Willie: Freedom! Ha! [quietly] I'll turn ye in at the first tollbooth.
- Oh, Crap!: Skinner when he finally remembers he forgot about the bullies.
- OOC Is Serious Business: Rather than yell and fly off the handle at Bart like he normally does, Skinner very calmly tells Bart that he's been expelled.
- Bart himself is so enthralled by Johnny Tremain that he pays more attention to the book than to Itchy And Scratchy.
- The Parody: Of Oliver Stone's JFK. In an Itchy and Scratchy cartoon with "special guest director Oliver Stone", Scratchy is escorted out of a jail, like Lee Harvey Oswald, and is shot by Itchy, like Jack Ruby.
- Run for the Border: When Skinner remembers he still didn't let the bullies out of the bomb shelter, he goes into a rush to release them and give them the promised mountain bikes in hopes it'll convince them not to sue him. When Willie asks what he'll do if the bullies are dead, he says he'll flee to Mexico. Willie mutters that he'll turn Skinner in "at the first tollbooth". The episode even ends with a mariachi version of the show's theme.
- Sadist Teacher: The teacher in the Christian school is very strict. So strict, in fact, that he leads the other students in an angry mob to run Bart out of the school just for singing a rude playground song.
- Shout-Out: To Johnny Tremain, possibly the only book that could hold Bart's interest. And while he initially only reads it because of the title character's deformity, the principles of The American Revolution start to resonate with him.
- Snakes Are Sexy: Barry White loves "the sexy slither of a lady snake". It's probably best not to think too deeply about that.
- Snakes Are Sinister: Whacking Day is built around this, as it's an excuse for people to go around and kill snakes. Averted when the snakes themselves are shown to be harmless and docile. (There are apparently no venomous species in all of Springfield.)

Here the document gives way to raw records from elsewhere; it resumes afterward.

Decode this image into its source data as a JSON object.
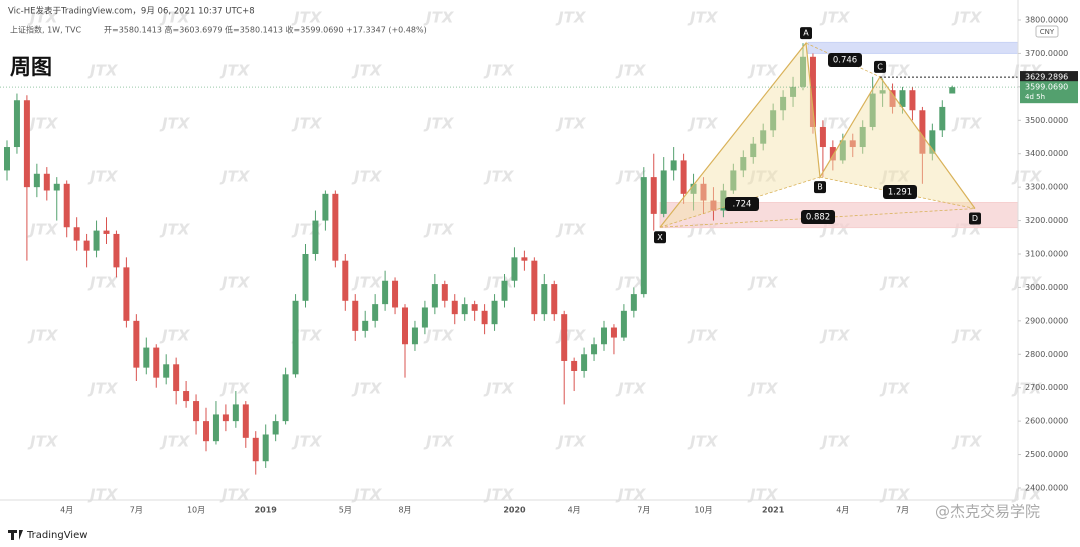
{
  "header": {
    "byline": "Vic-HE发表于TradingView.com，9月 06, 2021 10:37 UTC+8",
    "symbol": "上证指数, 1W, TVC",
    "ohlc": "开=3580.1413 高=3603.6979 低=3580.1413 收=3599.0690 +17.3347 (+0.48%)",
    "label": "周图"
  },
  "chart_data": {
    "type": "candlestick",
    "up_color": "#53a06e",
    "down_color": "#d9534f",
    "currency": "CNY",
    "categories": [
      null,
      null,
      null,
      null,
      null,
      null,
      "4月",
      null,
      null,
      null,
      null,
      null,
      null,
      "7月",
      null,
      null,
      null,
      null,
      null,
      "10月",
      null,
      null,
      null,
      null,
      null,
      null,
      "2019",
      null,
      null,
      null,
      null,
      null,
      null,
      null,
      "5月",
      null,
      null,
      null,
      null,
      null,
      "8月",
      null,
      null,
      null,
      null,
      null,
      null,
      null,
      null,
      null,
      null,
      "2020",
      null,
      null,
      null,
      null,
      null,
      "4月",
      null,
      null,
      null,
      null,
      null,
      null,
      "7月",
      null,
      null,
      null,
      null,
      null,
      "10月",
      null,
      null,
      null,
      null,
      null,
      null,
      "2021",
      null,
      null,
      null,
      null,
      null,
      null,
      "4月",
      null,
      null,
      null,
      null,
      null,
      "7月",
      null,
      null,
      null,
      null,
      null
    ],
    "candles": [
      [
        3350,
        3440,
        3320,
        3420
      ],
      [
        3420,
        3580,
        3400,
        3560
      ],
      [
        3560,
        3575,
        3080,
        3300
      ],
      [
        3300,
        3370,
        3270,
        3340
      ],
      [
        3340,
        3360,
        3260,
        3290
      ],
      [
        3290,
        3330,
        3200,
        3310
      ],
      [
        3310,
        3320,
        3150,
        3180
      ],
      [
        3180,
        3210,
        3110,
        3140
      ],
      [
        3140,
        3160,
        3060,
        3110
      ],
      [
        3110,
        3200,
        3090,
        3170
      ],
      [
        3170,
        3210,
        3130,
        3160
      ],
      [
        3160,
        3170,
        3030,
        3060
      ],
      [
        3060,
        3090,
        2880,
        2900
      ],
      [
        2900,
        2920,
        2720,
        2760
      ],
      [
        2760,
        2850,
        2740,
        2820
      ],
      [
        2820,
        2830,
        2700,
        2730
      ],
      [
        2730,
        2800,
        2710,
        2770
      ],
      [
        2770,
        2790,
        2650,
        2690
      ],
      [
        2690,
        2720,
        2640,
        2660
      ],
      [
        2660,
        2680,
        2560,
        2600
      ],
      [
        2600,
        2640,
        2510,
        2540
      ],
      [
        2540,
        2660,
        2530,
        2620
      ],
      [
        2620,
        2650,
        2570,
        2600
      ],
      [
        2600,
        2690,
        2580,
        2650
      ],
      [
        2650,
        2660,
        2520,
        2550
      ],
      [
        2550,
        2570,
        2440,
        2480
      ],
      [
        2480,
        2590,
        2460,
        2560
      ],
      [
        2560,
        2620,
        2540,
        2600
      ],
      [
        2600,
        2760,
        2590,
        2740
      ],
      [
        2740,
        2980,
        2730,
        2960
      ],
      [
        2960,
        3130,
        2940,
        3100
      ],
      [
        3100,
        3230,
        3080,
        3200
      ],
      [
        3200,
        3290,
        3170,
        3280
      ],
      [
        3280,
        3290,
        3060,
        3080
      ],
      [
        3080,
        3100,
        2930,
        2960
      ],
      [
        2960,
        2980,
        2840,
        2870
      ],
      [
        2870,
        2930,
        2850,
        2900
      ],
      [
        2900,
        2980,
        2880,
        2950
      ],
      [
        2950,
        3050,
        2930,
        3020
      ],
      [
        3020,
        3030,
        2920,
        2940
      ],
      [
        2940,
        2950,
        2730,
        2830
      ],
      [
        2830,
        2900,
        2810,
        2880
      ],
      [
        2880,
        2960,
        2860,
        2940
      ],
      [
        2940,
        3040,
        2920,
        3010
      ],
      [
        3010,
        3020,
        2940,
        2960
      ],
      [
        2960,
        2980,
        2890,
        2920
      ],
      [
        2920,
        2970,
        2900,
        2950
      ],
      [
        2950,
        2960,
        2900,
        2930
      ],
      [
        2930,
        2950,
        2860,
        2890
      ],
      [
        2890,
        2980,
        2870,
        2960
      ],
      [
        2960,
        3040,
        2940,
        3020
      ],
      [
        3020,
        3120,
        3000,
        3090
      ],
      [
        3090,
        3110,
        3050,
        3080
      ],
      [
        3080,
        3090,
        2900,
        2920
      ],
      [
        2920,
        3040,
        2900,
        3010
      ],
      [
        3010,
        3020,
        2900,
        2920
      ],
      [
        2920,
        2930,
        2650,
        2780
      ],
      [
        2780,
        2790,
        2690,
        2750
      ],
      [
        2750,
        2820,
        2730,
        2800
      ],
      [
        2800,
        2850,
        2780,
        2830
      ],
      [
        2830,
        2900,
        2810,
        2880
      ],
      [
        2880,
        2890,
        2800,
        2850
      ],
      [
        2850,
        2950,
        2840,
        2930
      ],
      [
        2930,
        3000,
        2910,
        2980
      ],
      [
        2980,
        3360,
        2970,
        3330
      ],
      [
        3330,
        3400,
        3170,
        3220
      ],
      [
        3220,
        3390,
        3210,
        3350
      ],
      [
        3350,
        3420,
        3320,
        3380
      ],
      [
        3380,
        3400,
        3250,
        3280
      ],
      [
        3280,
        3340,
        3230,
        3310
      ],
      [
        3310,
        3330,
        3220,
        3260
      ],
      [
        3260,
        3300,
        3200,
        3230
      ],
      [
        3230,
        3310,
        3210,
        3290
      ],
      [
        3290,
        3370,
        3280,
        3350
      ],
      [
        3350,
        3410,
        3330,
        3390
      ],
      [
        3390,
        3450,
        3370,
        3430
      ],
      [
        3430,
        3490,
        3410,
        3470
      ],
      [
        3470,
        3550,
        3450,
        3530
      ],
      [
        3530,
        3590,
        3500,
        3570
      ],
      [
        3570,
        3630,
        3540,
        3600
      ],
      [
        3600,
        3731,
        3590,
        3690
      ],
      [
        3690,
        3700,
        3460,
        3480
      ],
      [
        3480,
        3500,
        3330,
        3420
      ],
      [
        3420,
        3440,
        3350,
        3380
      ],
      [
        3380,
        3460,
        3370,
        3440
      ],
      [
        3440,
        3460,
        3390,
        3420
      ],
      [
        3420,
        3500,
        3400,
        3480
      ],
      [
        3480,
        3630,
        3470,
        3580
      ],
      [
        3580,
        3625,
        3540,
        3590
      ],
      [
        3590,
        3610,
        3520,
        3540
      ],
      [
        3540,
        3600,
        3520,
        3590
      ],
      [
        3590,
        3600,
        3500,
        3530
      ],
      [
        3530,
        3540,
        3310,
        3400
      ],
      [
        3400,
        3490,
        3380,
        3470
      ],
      [
        3470,
        3560,
        3450,
        3540
      ],
      [
        3580.1413,
        3603.6979,
        3580.1413,
        3599.069
      ]
    ],
    "ylim": [
      2364,
      3818
    ],
    "yticks": [
      {
        "value": 2400,
        "label": "2400.0000"
      },
      {
        "value": 2500,
        "label": "2500.0000"
      },
      {
        "value": 2600,
        "label": "2600.0000"
      },
      {
        "value": 2700,
        "label": "2700.0000"
      },
      {
        "value": 2800,
        "label": "2800.0000"
      },
      {
        "value": 2900,
        "label": "2900.0000"
      },
      {
        "value": 3000,
        "label": "3000.0000"
      },
      {
        "value": 3100,
        "label": "3100.0000"
      },
      {
        "value": 3200,
        "label": "3200.0000"
      },
      {
        "value": 3300,
        "label": "3300.0000"
      },
      {
        "value": 3400,
        "label": "3400.0000"
      },
      {
        "value": 3500,
        "label": "3500.0000"
      },
      {
        "value": 3600,
        "label": "3600.0000"
      },
      {
        "value": 3700,
        "label": "3700.0000"
      },
      {
        "value": 3800,
        "label": "3800.0000"
      }
    ],
    "price_line": 3629.2896,
    "last_price": {
      "value": 3599.069,
      "label": "3599.0690"
    },
    "countdown": "4d 5h",
    "zones": [
      {
        "from": 3700,
        "to": 3733,
        "color": "#c9d3f5"
      },
      {
        "from": 3179,
        "to": 3254,
        "color": "#f6d0d0"
      }
    ],
    "pattern": {
      "points": [
        {
          "label": "X",
          "price": 3180
        },
        {
          "label": "A",
          "price": 3731
        },
        {
          "label": "B",
          "price": 3330
        },
        {
          "label": "C",
          "price": 3630
        },
        {
          "label": "D",
          "price": 3236
        }
      ],
      "ratios": [
        "0.746",
        ".724",
        "0.882",
        "1.291"
      ]
    }
  },
  "watermark": "JTX",
  "footer": {
    "brand": "TradingView",
    "credit": "@杰克交易学院"
  }
}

- Something We Forgot: Jimbo and the other detained bullies, to Skinner's terror when the principal does his Oh, Crap! realization. From the time he locks them in the basement and Bart escapes, to the final scene, they aren't seen...possibly for days, until well after the Whacking Day festival has kicked into full swing, or even so much as referred to, and are presumably left for dead. note
- Stealth Pun: Naturally, the Mafia is all too happy to celebrate Whacking Day.
- To the Tune of...: "O Whacking Day" is strong Lyrical Dissonance for Americans and Germans familiar with the yuletide hymn "O Christmas Tree"/"O Tannenbaum", less so for Britons who know the bloodthirsty lyrics of the revolutionary hymn of the same tune, "The Red Flag" (to give you a taste, the first two lines are "The People's flag is deepest red/it shrouded oft our martyred dead").
- What Happened to the Mouse?: What happened between Groundskeeper Willie and the mysterious Scottish woman he met?
- What Measure Is a Non-Cute?: Everyone except Lisa and Barry White is okay with a holiday about killing snakes.
- "Where Are They Now?" Epilogue: The show opens with "Eye on Springfield", where Kent Brockman teases a feature on the Munchkins from The Wizard of Oz, before a cut shot to a row of gravestones in the cemetery. note
- Written Sound Effect: Bart's runaway tractor ride culminates with him hitting Superintendent Chalmers, which comes complete with a Hit Flash straight out of Looney Tunes and the word "POW!" flying around. It's actually Stock Footage from the Itchy and Scratchy cartoons, but this still results in perhaps the most un-Simpsons-like moment in the history of the show.
- You Put the "X" in "XY": A sign at the Springfield Christian School reads "We Put the Fun in Fundamentalist Dogma". As it turned out, having fun will get you kicked out.